In other types of device according to the invention, the strips 21 and 22 could be arranged in straight rows and be slidable linearly relative to each other, e.g in the manner of a slide rule. Alternatively, although less ideally, the strips 21 and 22 may be fixed relative to each other, merely being arranged to provide "wet bulb" and "dry bulb" temperatures for calibrating the relative humidity from known charts or tables.

Other types of liquid crystal compositions could be employed, for example compositions which "clear" at and above specific temperatures (e.g. to reveal specific colours for matching purposes or merely to reveal numerical temperatures in OC).

Although the card 2 of the device 20 is shown as being rectangular in shape, it will be appreciated that it can be of any other suitable shape, e.g. circular, "racket" shaped or the like.

Claims (12)

1. A device for providing an indication of the relative humidity of an atmosphere comprising a first thermometer, having first temperature sensing means, for measuring a first temperature of the first temperature sensing means when the latter is dry and is located in the said atmosphere, a second thermometer, having second temperature sensing means, for measuring a second temperature of the second temperature sensing means when the latter has water evaporating from it and is located in the said atmosphere, and means for determining the relative humidity of the atmosphere from said measured first and second temperatures, characterised in that each of said first and second temperature sensing means comprises heat activatable liquid crystal compositions for providing a visual indication of temperature.

2. A device according to claim 1, in which the said liquid crystal compositions are selected to be activated at temperatures within the normal ambient temperature range at which relative humidity is to be measured.

3. A device according to claim 2, in which the said temperature range is from 10 C to 500 C.

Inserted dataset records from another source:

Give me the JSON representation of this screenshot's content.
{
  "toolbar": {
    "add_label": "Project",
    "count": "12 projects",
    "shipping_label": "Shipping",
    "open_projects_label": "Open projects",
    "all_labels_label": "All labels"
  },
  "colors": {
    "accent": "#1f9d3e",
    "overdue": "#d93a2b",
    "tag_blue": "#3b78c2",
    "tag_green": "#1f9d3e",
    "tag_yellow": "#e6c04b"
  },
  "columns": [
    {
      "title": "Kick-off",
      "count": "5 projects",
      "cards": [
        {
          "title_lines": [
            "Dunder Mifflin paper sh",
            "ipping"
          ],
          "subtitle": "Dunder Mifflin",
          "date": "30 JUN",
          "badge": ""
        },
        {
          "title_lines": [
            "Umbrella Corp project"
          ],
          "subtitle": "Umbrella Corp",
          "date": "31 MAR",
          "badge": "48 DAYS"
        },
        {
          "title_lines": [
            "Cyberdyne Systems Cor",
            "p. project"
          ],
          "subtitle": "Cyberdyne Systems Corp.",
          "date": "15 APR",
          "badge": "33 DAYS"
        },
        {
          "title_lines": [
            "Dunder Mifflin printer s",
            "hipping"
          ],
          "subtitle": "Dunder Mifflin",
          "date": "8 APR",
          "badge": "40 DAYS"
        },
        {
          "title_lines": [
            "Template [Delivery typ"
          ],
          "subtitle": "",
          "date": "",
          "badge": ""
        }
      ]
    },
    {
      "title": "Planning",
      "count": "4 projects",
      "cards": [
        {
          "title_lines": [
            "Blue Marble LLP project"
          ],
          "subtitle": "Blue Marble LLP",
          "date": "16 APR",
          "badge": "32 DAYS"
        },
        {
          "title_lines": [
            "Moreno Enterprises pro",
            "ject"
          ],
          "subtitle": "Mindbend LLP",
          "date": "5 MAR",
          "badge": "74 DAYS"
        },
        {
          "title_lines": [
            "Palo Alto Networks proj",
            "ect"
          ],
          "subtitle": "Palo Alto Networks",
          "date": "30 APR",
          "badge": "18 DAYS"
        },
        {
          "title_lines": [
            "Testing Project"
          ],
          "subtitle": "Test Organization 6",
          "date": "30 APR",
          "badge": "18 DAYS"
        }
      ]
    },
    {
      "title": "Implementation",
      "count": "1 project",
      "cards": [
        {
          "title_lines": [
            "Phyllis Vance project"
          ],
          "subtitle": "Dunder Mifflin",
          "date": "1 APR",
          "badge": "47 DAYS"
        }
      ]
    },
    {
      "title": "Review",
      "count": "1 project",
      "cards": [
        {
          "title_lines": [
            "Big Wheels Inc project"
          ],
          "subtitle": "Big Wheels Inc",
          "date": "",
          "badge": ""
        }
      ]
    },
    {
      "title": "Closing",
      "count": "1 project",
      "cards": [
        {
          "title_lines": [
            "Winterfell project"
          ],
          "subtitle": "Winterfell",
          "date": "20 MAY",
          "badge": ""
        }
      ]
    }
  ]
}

4. A device according to any one of the preceding claims, in which the liquid crystal compositions of each temperature sensing means are selected to be activated at different temperatures within, or over different relatively narrow temperature ranges within, a wide temperature range.

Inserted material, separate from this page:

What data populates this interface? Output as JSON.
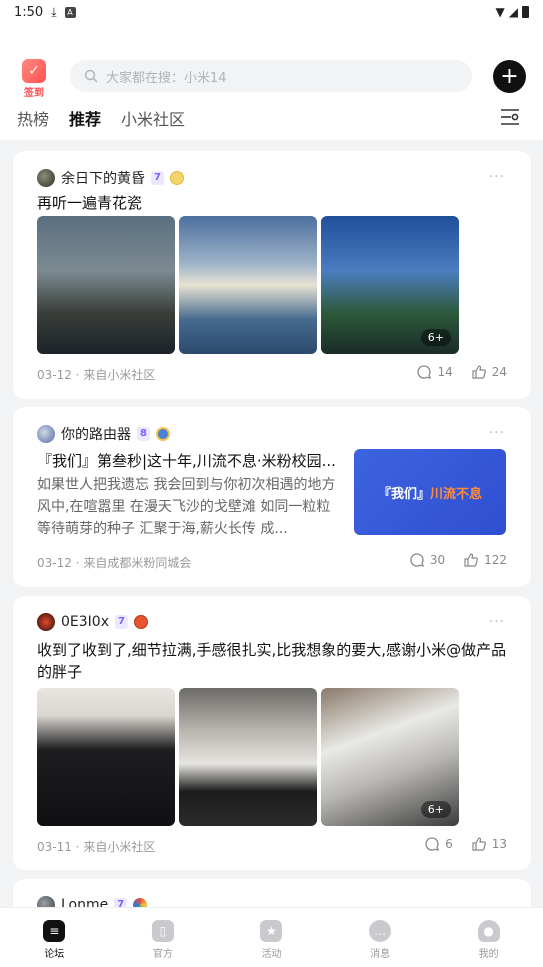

5. A device according to claim 4, in which the liquid crystal compositions are of the type which "clear" at given clearing temperatures so that for each temperature sensing means the liquid crystal compositions "clear" at different temperatures within the wide temperature range.

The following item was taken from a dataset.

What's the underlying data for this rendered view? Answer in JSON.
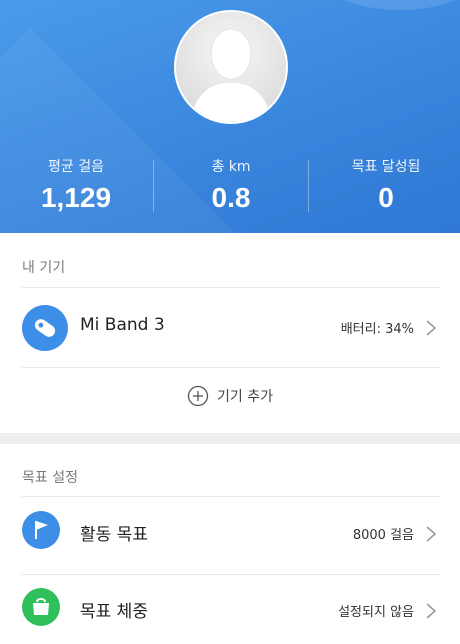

6. A device according to claim 4, in which the liquid crystal compositions comprise a number of thermochromic liquid crystal compositions which display "colour play" over different narrow temperature ranges.

7. A device according to any one of the preceding claims, in which the heat activatable liquid crystal compositions are encapsulated and printed as an ink in one or more layers.

8. A device according to any one of the preceding claims, in which the liquid crystal compositions of the first and second temperature sensing means are arranged in first and second single rows, respectively, the first and second rows being movable relative to each other to enable them to be brought into registry with each other, the said relative humidity determining means providing said indication of relative humidity in dependence on the set relative position of the first and second rows.

9. A device according to claim 8, in which the first and second single rows are linear rows which are slidable relative to each other.

10. A device according to claim 8, in which both said single rows are arcuate, one arcuate row being carried on a fixed carrier and the other arcuate row being carried on a rotatable or turnable carrier.

11. A device according to claim 10, in which each arcuate row subtends an angle of 1800 + 450.

12. A device for providing an indication of the relative humidity of an atmosphere constructed and arranged substantially as herein described with reference to,- and as illustrated in, Figures 2-4 of the accompanying drawings.